Wednesday, May 4, 2011

Skyline

You know, since I started writing these review people have said a lot of things about me. I’m too critical (that’s my favorite), That I can’t simply enjoy something (…Battlefield Earth or Commando anyone?), That I just like to make fun of and hate on stuff (… your point?), most interestingly of all, I’m a masochist. That last one is mostly in response to the fact that I actually watch a lot of the movie that I really don’t have an interest in, and the fact that I called that attempted excursion into chick flicks masochism month didn’t help. Here’s the thing, if I just posted reviews for things that I watched and really really liked, it’d be 2 things 1: boring and one note. And 2: Self indulgent. Now, this already kind of is self indulgent being a blog of my opinion, but if I just review “Scott Pilgrim” every time, I’d not have any credibility if I have any already. The thing is, while I’m not paid to do this I do like to treat it like another job, and so it just feels more professional to actually do something insane like say pay money to go see “Nightmare on Elm Street” (2010). All that said, yeah, sometimes I actually do go see things specifically to marvel at incompetent filmmaking or make fun of something. Thus we come to “Skyline”, yet another movie to add to the very long history of alien invasion movies.
Those that don’t follow film criticism all that much, “Skyline” has been almost universally bashed on by pretty much everyone. It’s been called total shit, the worst movie ever, and so on. So I rented it, with a coupon, for free, because I really wanted to rip into something truly terrible after the snooze fest that was “Scream 4”. The result? I don’t understand, why is this supposed to be so terrible? I mean, don’t read too much into that, this is by no means good, but why is it supposed to be so terrible?
It’s your basic alien invader movie. It does all the same things done in movies like “Independence Day”, “War of The Worlds”, “Earth vs. The Flying Saucers” you get the idea. It’s centered around a bunch of people in a high rise apartment, hence the title, trying to survive as aliens invade and start abducting people en masse.
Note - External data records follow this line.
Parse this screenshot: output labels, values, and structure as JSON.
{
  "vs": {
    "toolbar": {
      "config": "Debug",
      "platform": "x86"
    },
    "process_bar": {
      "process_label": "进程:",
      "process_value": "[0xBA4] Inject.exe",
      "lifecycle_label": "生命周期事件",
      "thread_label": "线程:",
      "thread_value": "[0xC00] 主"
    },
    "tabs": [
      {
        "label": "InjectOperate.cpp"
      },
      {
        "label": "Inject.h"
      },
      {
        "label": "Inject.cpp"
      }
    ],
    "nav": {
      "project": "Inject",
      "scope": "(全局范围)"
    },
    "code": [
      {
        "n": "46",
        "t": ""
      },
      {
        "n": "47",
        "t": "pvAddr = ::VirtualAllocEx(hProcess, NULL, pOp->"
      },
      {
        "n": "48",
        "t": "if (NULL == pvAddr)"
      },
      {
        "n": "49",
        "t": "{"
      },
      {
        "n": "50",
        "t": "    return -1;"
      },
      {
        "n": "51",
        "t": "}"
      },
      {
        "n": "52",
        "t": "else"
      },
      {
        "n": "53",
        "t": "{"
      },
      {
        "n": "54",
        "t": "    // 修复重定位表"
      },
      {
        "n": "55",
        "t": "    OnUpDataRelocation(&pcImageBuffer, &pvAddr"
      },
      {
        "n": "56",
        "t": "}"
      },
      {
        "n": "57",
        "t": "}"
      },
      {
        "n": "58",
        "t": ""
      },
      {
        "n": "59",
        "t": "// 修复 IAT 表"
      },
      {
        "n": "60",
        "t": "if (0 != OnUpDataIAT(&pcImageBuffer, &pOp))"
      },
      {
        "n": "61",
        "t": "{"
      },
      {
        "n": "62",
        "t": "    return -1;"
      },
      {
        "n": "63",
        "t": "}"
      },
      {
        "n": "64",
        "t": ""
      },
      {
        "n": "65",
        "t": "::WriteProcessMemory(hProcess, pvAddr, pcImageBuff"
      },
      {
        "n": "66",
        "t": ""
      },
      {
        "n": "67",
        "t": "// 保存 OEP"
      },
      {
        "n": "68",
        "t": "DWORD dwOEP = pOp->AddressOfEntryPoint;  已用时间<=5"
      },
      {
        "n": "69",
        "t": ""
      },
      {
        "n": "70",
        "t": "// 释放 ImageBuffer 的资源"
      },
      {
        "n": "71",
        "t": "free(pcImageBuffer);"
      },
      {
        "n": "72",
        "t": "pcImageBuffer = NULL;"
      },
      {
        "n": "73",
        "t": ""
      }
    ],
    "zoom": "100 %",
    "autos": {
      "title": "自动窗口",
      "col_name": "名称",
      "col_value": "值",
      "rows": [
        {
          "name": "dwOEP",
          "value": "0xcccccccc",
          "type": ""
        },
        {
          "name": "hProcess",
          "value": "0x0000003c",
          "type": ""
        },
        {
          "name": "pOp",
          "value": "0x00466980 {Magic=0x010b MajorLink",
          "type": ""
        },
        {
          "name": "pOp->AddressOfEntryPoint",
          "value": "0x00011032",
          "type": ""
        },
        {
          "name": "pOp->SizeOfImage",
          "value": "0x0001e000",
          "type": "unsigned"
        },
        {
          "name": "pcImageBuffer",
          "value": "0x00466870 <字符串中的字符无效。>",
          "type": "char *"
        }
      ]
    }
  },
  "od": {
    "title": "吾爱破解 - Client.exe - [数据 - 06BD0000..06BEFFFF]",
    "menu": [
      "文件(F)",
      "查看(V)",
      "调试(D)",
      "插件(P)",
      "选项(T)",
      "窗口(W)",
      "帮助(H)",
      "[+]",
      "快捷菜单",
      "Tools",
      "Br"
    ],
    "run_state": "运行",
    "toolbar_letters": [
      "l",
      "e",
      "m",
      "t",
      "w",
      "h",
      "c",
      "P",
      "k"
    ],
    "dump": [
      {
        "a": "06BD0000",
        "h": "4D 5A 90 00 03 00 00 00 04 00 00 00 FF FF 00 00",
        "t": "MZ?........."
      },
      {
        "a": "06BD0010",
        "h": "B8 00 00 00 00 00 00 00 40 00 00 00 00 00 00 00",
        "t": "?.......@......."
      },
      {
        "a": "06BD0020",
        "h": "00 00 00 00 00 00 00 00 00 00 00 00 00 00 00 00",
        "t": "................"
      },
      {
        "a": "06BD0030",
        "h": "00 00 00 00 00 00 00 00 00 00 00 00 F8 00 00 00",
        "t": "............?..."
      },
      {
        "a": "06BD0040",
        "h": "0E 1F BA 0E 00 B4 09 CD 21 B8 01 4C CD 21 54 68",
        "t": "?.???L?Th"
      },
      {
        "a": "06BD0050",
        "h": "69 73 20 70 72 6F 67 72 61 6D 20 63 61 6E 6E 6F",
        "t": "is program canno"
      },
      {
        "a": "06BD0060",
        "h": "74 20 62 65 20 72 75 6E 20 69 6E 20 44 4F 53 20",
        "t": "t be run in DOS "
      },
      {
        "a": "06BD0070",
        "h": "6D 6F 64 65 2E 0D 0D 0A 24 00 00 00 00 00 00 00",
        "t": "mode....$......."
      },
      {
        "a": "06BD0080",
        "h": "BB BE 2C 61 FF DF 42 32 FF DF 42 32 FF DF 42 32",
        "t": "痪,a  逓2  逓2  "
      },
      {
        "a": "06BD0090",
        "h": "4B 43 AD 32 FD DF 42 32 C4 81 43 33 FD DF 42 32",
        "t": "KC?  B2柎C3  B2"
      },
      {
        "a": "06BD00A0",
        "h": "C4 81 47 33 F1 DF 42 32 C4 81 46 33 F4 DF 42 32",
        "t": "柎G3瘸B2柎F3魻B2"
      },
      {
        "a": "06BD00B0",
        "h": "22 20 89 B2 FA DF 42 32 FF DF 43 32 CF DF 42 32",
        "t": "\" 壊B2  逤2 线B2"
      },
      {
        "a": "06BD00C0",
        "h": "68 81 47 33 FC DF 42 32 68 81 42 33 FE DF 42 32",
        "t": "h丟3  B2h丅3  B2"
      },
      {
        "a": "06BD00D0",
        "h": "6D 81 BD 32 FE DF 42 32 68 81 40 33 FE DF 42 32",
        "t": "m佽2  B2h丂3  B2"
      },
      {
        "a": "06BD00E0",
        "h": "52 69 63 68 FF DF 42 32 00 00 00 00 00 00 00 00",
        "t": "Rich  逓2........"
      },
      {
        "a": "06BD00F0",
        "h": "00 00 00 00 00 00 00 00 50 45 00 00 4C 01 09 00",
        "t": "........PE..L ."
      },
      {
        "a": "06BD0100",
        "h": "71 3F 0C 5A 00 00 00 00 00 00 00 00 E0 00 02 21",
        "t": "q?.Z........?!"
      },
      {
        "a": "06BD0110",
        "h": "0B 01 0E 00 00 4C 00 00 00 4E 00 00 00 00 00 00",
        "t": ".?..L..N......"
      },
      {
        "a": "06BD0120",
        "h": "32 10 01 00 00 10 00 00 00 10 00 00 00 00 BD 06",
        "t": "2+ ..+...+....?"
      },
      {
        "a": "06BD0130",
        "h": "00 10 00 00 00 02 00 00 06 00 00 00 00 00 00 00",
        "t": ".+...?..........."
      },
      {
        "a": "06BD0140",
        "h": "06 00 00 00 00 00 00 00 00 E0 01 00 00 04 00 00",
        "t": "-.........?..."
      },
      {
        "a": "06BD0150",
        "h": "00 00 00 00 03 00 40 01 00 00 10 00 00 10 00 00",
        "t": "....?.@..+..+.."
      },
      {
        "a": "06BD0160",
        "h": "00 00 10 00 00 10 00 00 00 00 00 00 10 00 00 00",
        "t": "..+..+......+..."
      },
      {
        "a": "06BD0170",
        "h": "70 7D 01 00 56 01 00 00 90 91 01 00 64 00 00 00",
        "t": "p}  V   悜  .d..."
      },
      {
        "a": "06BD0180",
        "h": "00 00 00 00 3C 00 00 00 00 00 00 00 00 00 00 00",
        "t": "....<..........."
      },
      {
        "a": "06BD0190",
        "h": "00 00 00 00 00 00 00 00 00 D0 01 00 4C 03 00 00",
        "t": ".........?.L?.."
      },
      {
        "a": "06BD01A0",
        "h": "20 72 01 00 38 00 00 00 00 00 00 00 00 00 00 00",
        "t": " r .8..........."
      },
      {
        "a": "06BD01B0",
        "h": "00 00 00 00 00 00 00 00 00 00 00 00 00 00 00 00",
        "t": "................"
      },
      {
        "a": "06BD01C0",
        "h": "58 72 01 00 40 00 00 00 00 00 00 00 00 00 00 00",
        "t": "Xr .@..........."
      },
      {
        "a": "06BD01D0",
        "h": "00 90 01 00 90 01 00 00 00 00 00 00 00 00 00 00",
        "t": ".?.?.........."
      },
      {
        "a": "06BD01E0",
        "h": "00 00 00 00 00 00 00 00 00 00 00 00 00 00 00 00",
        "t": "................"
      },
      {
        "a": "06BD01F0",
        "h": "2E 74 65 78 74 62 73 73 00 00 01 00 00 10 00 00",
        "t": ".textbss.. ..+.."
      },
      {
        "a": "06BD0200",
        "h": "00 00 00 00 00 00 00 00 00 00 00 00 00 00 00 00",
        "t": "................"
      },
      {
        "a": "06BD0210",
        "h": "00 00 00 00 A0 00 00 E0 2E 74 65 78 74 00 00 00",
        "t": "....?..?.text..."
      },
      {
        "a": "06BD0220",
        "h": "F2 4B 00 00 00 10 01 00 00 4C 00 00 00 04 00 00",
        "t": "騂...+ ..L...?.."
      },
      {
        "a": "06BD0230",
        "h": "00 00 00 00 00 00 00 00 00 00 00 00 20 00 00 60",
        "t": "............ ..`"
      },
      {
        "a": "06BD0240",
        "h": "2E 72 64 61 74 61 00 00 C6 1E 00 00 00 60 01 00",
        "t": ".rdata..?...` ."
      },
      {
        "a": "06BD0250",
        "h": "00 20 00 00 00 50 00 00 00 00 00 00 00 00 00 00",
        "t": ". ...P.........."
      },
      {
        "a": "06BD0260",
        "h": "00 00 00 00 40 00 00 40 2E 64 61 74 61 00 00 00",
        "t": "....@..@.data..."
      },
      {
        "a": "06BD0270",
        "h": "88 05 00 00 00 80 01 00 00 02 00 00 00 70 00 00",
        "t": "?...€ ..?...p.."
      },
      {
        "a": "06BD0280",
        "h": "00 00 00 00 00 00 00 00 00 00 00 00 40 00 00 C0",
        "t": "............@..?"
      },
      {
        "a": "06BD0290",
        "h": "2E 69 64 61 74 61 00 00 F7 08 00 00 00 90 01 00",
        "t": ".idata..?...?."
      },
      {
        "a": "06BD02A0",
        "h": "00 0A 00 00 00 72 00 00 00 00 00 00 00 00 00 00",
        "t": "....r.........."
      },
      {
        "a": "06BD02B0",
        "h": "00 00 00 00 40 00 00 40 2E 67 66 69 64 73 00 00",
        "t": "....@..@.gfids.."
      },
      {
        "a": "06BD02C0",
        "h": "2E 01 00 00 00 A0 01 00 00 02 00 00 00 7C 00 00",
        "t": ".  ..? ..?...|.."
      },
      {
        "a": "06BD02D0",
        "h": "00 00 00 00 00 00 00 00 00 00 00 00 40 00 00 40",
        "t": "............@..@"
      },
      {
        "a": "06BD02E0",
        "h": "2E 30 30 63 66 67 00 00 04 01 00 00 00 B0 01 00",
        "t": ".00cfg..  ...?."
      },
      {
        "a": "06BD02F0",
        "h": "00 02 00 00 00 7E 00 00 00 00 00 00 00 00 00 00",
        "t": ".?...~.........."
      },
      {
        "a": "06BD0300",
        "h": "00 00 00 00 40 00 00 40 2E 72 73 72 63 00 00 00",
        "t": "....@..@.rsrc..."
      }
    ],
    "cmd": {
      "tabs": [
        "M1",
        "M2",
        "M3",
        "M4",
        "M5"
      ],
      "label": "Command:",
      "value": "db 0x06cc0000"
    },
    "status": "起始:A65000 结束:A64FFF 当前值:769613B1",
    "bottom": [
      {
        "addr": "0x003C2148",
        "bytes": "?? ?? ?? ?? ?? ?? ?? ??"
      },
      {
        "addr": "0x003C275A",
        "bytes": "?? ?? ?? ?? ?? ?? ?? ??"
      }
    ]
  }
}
The performances are kind of meh, they aren’t really awful, not really stand out. Most of the characters are one note clichés from the other movies I listed and yeah, they can get annoying, but honestly I have seen WAY worse in other movies. The problem is that you don’t really care what happens to them no matter what, and the fact the that movie doesn’t get this means that when we end up spending too much time on the human characters. In theory this is fine and see the above list again for examples where this works, but really, with characters that are stock like this, it’s just a tad on the boring side.
You might say that makes for a bad movie, a lot of the time when I really dislike a movie I tend to find it just uninteresting and that’s why. But, “Skyline” is a different kind of monster, it’s boring, but it’s punctuated with some pretty ok special effects and really it kept my interest because I wanted to see what thing they wanted to do next. The editing was always tight and the photography was passable. The directors on this flick were the Strause Brothers, better known for being the guys that made the 2nd “Alien VS Predator” movie, and honestly, that one sucked but the action was better and the story at least a million times more interesting than the first one (remember though, one million times zero is still not a good number). These guys may not be the best story tellers, or the best directors for anything really, but they know how to use effects and that’s probably from they’re background as effect technicians and supervisors.
Basically, “Skyline”, like “Scream 4” is just kind of there. It’s not really worth your time, but it’s not going to give you a head ache or anything. It’s a movie with a premise that’s been done much better elsewhere and doesn’t really add anything to a genre that’s already more bloated than Jabba the Hutt. It’s bland, plain and simple. Skip it.